Rehabilitation goals for the shoulder after surgery emphasize pain management, reestablishing ROM, and developing strength in the shoulder-supporting musculature. To return the throwing athlete to sports after surgery requires further intense strengthening and conditioning to regain preinjury form and performance. Progressive strengthening followed by aerobic conditioning helps prepare the thrower recovering from surgery for an eventual return to throwing. After throwing has been introduced into the rehabilitation regimen, careful attention to throwing technique is imperative to prevent reinjury. An interval throwing program is followed to establish a time frame for a safe, gradual, and progressive return to throwing.

The program described in this chapter should only serve as a guide for the progressive return of the thrower to throwing; it is not a specific postoperative protocol applicable to all patient athletes. Each patient’s program requires individualization and should progress at its own rate.

Clinical Case Review

1When designing a program to return a throwing athlete back to sports, what two primary objectives should be considered?

(1) Enhance current performance levels and (2) prevent injury.

2Brandon returned from postoperative rehabilitation for rotator cuff repair and has been cleared to initiate a return to throwing program. Since this is his first visit with you, what must be considered before he picks up a baseball?

A complete physical examination must be completed to assess his LE, core, and UE flexibility, strength, and coordination. An aerobic capacity test also should be performed.
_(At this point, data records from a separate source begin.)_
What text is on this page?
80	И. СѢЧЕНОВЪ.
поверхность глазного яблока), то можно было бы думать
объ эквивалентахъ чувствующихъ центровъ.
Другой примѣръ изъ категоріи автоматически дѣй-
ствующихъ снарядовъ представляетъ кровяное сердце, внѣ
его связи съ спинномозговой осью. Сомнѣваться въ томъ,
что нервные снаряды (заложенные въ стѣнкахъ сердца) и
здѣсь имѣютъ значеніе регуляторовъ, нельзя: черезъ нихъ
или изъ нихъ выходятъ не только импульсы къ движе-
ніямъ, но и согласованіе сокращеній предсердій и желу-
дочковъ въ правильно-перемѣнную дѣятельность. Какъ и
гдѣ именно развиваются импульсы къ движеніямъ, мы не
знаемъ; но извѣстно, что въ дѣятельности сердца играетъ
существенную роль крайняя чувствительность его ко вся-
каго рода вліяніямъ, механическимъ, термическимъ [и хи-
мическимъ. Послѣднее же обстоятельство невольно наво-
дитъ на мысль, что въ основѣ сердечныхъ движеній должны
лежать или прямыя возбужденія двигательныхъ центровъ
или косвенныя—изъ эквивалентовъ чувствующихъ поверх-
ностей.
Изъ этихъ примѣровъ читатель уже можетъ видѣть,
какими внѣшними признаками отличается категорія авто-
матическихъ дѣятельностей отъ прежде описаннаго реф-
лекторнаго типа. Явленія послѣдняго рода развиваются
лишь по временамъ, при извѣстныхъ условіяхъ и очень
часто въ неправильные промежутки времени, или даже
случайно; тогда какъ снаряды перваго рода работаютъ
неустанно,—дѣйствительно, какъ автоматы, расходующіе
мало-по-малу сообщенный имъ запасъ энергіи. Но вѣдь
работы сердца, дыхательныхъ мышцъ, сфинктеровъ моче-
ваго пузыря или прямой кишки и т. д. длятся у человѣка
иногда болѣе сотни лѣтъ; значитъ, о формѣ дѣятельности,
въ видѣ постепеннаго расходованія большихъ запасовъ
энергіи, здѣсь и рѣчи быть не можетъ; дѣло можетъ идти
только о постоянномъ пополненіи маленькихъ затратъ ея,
3Paul is eager to begin his baseball interval throwing program but has not been cleared by the physician yet. What factors must be met before initiating a return to throwing program (besides physician clearance)?

4Trevor is 16 years old and recovered from a UCL sprain in his throwing arm. He initiated a throwing program 1 week ago and is currently at step 3. He noted medial elbow pain in yesterday’s throwing session. What should be considered?

Throwing mechanics were reviewed and subsequent video analysis found that he was not following through with his back leg, thus decelerating with his arm. As a clinician you must not take for granted that the athlete is performing the throwing motion correctly, no matter what age or level of performance. This simple correction along with backing down to step 2 for a week allowed Trevor to progress through the program successfully.

5Kyler has completed step 10 of the interval throwing program. After yesterday’s session he complained of fatigue and inability to throw the full 150 feet. What could be the problem?

Upon questioning him further it was noted that he performed his throwing exercises before performing his throwing program, thus fatiguing his throwing muscles and increasing the potential for injury (altered throwing mechanics because of fatigue). It was emphasized that if he was going to be lifting on the same day as throwing, that he should throw first and lift after.

6During videotaping Ian’s throwing motion you note that he does not fully pronate his hand during the cocking phase. What exercises can be done to improve his mechanics?

Trunk rotation/hand towel drill and hand position/ball transfer drill are two effective ways to improve mechanics during the cocking phase. This can be practiced in front of a mirror for further visual reinforcement.